128 A. 193 | R.I. | 1925
The above entitled cases are actions of trespass on the case to recover damages for personal injuries sustained by Mrs. Cady alleged to have been caused by the negligence of the defendant. The cases were tried together in the Superior Court and resulted in verdicts for the defendant. The plaintiff in each case filed a motion for a new trial which was denied by the trial justice. Each case is now before this court on plaintiff's exceptions. The exceptions are the same in each case.
The plaintiffs press their exception to the denial of their motions for a new trial on the ground that the verdict is against the weight of the evidence. *360
The testimony shows that shortly before eleven o'clock p.m., October 29, 1921, an automobile owned and driven by Frank J. Bradford collided with an automobile owned and driven by the defendant on the state highway near the foot of Prince's Hill in the town of Barrington. At the place of collision the highway runs in a southerly direction. The road is of tarvia construction, eighteen feet wide, with gravel shoulders on each side. Mr. Bradford testified that accompanied by his wife and the plaintiff, Mrs. Cady, he was driving his automobile about twenty miles an hour in a southerly direction on the right-hand side of the tarvia road; that as he neared the foot of Prince's Hill he saw the headlights of defendant's automobile at the top of the hill; that her automobile seemed to be coming quite fast and in an erratic course from the side of the road towards the center and back again, and that as it neared him it straightened out and kept on its side of the road until it was within ten or twelve feet of his automobile when it suddenly turned to the left, crossed the center line of the tarvia road and struck his automobile at its front end, bending back its left front mudguard, breaking off its left front wheel and tipping it over on its right side. He was corroborated in his testimony by Mrs. Cady.
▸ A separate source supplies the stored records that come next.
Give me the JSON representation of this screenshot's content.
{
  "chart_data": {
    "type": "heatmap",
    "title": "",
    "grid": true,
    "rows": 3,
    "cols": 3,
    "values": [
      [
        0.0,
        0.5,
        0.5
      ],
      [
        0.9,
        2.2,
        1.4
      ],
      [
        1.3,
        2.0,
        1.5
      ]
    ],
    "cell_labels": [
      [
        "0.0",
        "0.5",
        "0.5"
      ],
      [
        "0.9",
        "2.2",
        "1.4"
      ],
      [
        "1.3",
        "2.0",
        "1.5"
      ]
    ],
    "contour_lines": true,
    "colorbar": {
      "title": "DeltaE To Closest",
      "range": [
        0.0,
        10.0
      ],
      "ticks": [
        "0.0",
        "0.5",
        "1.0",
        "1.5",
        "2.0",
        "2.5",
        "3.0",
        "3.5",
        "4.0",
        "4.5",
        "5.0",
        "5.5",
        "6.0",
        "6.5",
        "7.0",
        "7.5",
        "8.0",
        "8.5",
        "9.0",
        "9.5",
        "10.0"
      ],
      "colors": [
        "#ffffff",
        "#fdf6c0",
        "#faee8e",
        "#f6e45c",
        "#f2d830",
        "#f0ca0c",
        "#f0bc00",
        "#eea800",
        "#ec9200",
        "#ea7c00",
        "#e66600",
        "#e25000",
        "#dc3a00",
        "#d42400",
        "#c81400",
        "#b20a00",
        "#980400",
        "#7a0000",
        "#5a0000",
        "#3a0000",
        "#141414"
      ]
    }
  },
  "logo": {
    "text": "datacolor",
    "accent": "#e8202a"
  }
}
The defendant testified that she was driving her automobile towards Providence at the time of the collision; that when she arrived at the top of Prince's Hill she threw her automobile into second speed and came down the hill eight to ten miles an hour; that she drove a straight course with the right wheels of her automobile no more than two feet from the right-hand edge of the tarvia road; that she saw the headlights of the automobile in which the plaintiff, Mrs. Cady, was riding approaching on its right-hand side of the road; that when it was nearly opposite her it suddenly changed its course to its left and struck her automobile on its left side and that as a result of the collision, her automobile curved in back of the other automobile and ran off the highway. Two automobile repair men testified that *361 they examined the defendant's automobile the morning after the collision and found that the front end of the left mudguard was all right but that the end, where it was fastened to the running board, was crumpled up; that the left running board was damaged; and that the left side of the chassis was bent in almost in the middle, causing its left from end to bend out. One of these witnesses inspected Mr. Bradford's automobile and found that its frame was pushed in from its left front corner, its left front wheel broken off and left mudguard rolled under.
The testimony as to who was responsible for the collision was so conflicting that it was imperative that the issue be submitted to the jury. It was for them to pass on the credibility of the witnesses and the weight to be given to the testimony of each of them. The damage done to the automobiles was shown and the inference as to how it was caused was a matter peculiarly for the jury. The verdict has been sustained by the trial justice. We have carefully read and considered the testimony and as his decision does not appear to be clearly wrong the exception thereto is not sustained. Wilcox v. R.I. Co.,
Plaintiffs claim an exception to a portion of the charge to the jury on the question of the contributory negligence, if any, of Mrs. Cady. We find no error in the portion of the charge excepted to. Plaintiff's attorney complains that the trial justice did not sufficiently instruct the jury in the standard of care required of Mrs. Cady in order to relieve her from the imputation of contributory negligence, and that he did not sufficiently instruct the jury in the matter of the proximate cause of the accident. No request was made for instructions in these particulars. It is a rule of very general application that if instructions are correct as far as they go, it cannot be assigned as error that the court omitted to instruct on all points involved in the case if the attention of the court was not directed thereto by special request for instructions on those points. 38 Cyc. 1693. *362
Where an instruction is proper so far as it goes, a party desiring a more specific instruction must request it. Vol. 2 22d. Dec. Dig. 746, Trial, p. Sec. 255; 758, Sec. 256; Warner SugarRefining Co. v. Metropolitan Wholesale Grocery Co.,
Another exception is that the trial justice, in charging the jury, referred to the plaintiff as Mrs. Case. It appears in the transcript that this mistake occurred twice. No request was made to the trial justice to correct his mistake in this particular, and the exception is untenable. If the court misstates evidence to the jury neglect or failure of counsel to call the attention of the court to it at the time is a waiver of the right to take advantage of it afterwards. Case, Jr. v. Dodge,
Plaintiffs' other exceptions were expressly waived and therefore are not considered.
All of the plaintiffs' exceptions in each case are overruled, and each case is remitted to the Superior Court for entry of judgment for the defendant on the verdict.